As a membrane between the photographer and the photographed, the camera does not document information but creates photographs that are traces and remnants of former relationships. In Azoulay’s Photography The Ontological Question, the hypothetical camera’s agency creates a panopticon. The hypothetical exhibition space and the speculation of an image’s dissemination, for example online, similarly transforms the ontology of photography, specifically power dynamics between the photographer and the photographed. The ready availability of self-publishing has changed the intent of photography, causing the death of the snapshot. The assumption that photographs will be viewed, creates images that are meant to capture. This contradicts values championed by Sontag in Against Interpretation. Images become evil objects creating violent cultures just as Baudrillard explains in Simulacra and Simulation. As Farocki displays in Images of the World and Inscriptions of War, this perpetuates the ontological violence Glissant refers to in For Opacity. This essay steps away from the utility of photography ridding it of its violent power. By emphasizing the event of the photograph rather than the resulting image, photographs are made without the looming gaze of future viewers hungry for aesthetics and information. The photograph as a snapshot regains a certain form of tenderness to say “This is how I relate to you.” Through a study of the images of Sally Mann, Edward Meatyard, Nan Golding, Herve Guibert, Josef Sudek, and my photography, I examine how obscurity and absence within the snapshot make a democratic and nonviolent image that escapes interpretation and ontology.

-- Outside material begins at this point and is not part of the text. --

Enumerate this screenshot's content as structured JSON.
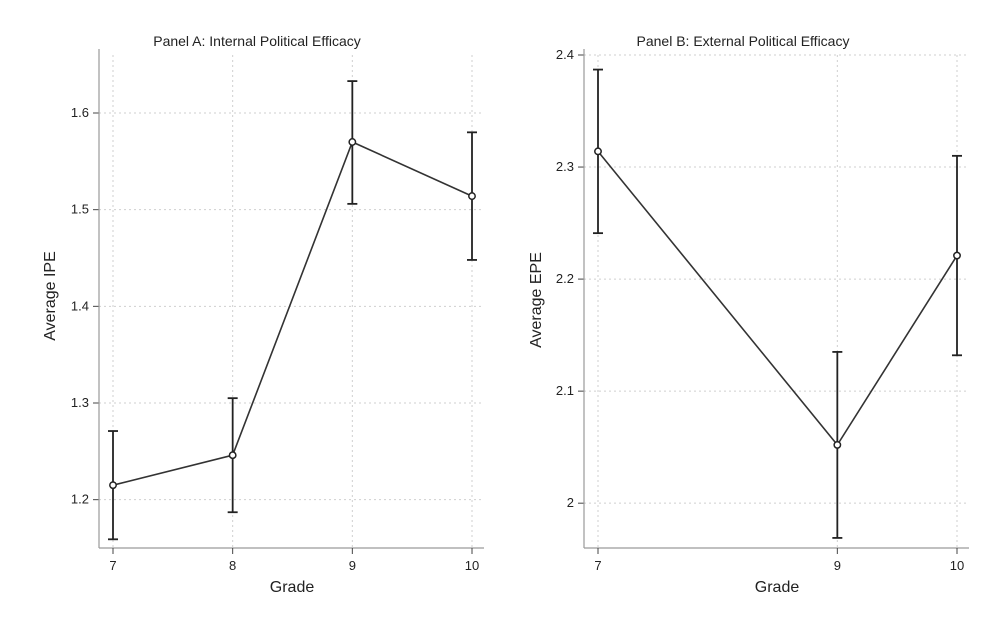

Egungun, Gelede and Masquerades Linking the Dead and the Living: A Sociological Imagination

Paper Presentation in a Themed Session
Dolapo Adeniji-Neill,  Anne Mungai  

There is no life without death; there is no death without life. This is the dance that I believe humans have engaged in since the beginning of time. My fascination with the Yoruba approaches to embracing life and death stems from this belief—particularly the idea that the dead are not truly dead. They can be conjured, imagined, dreamt of, and are very much alive across all realms, including the here and now. These ideas align with what C. Wright Mills defined as the sociological imagination: “the awareness of the relationship between personal experience and the wider society” (The Sociological Imagination, 1959). The Yoruba traditions of Egungun, Gelede, and other masquerades embody this connection, linking the dead with the living through socially constructed images and personifications. These practices are deeply rooted not just in individual belief, but in collective cultural consciousness shared by Yoruba communities worldwide. The Yoruba believe that the world was created at Ile-Ife—a sacred origin that further grounds their worldview in a spiritual and communal relationship between life, death, and the cosmos. Egungun, for example, is a masquerade that honors the ancestral spirits and reinforces social and moral values. Through elaborate costumes and ritual performances, the ancestors are called upon to participate in the affairs of the living, offering wisdom, judgment, and protection. Similarly, the Gelede festival celebrates female power, fertility, and spiritual harmony, blending the realms of the visible and invisible in communal celebration.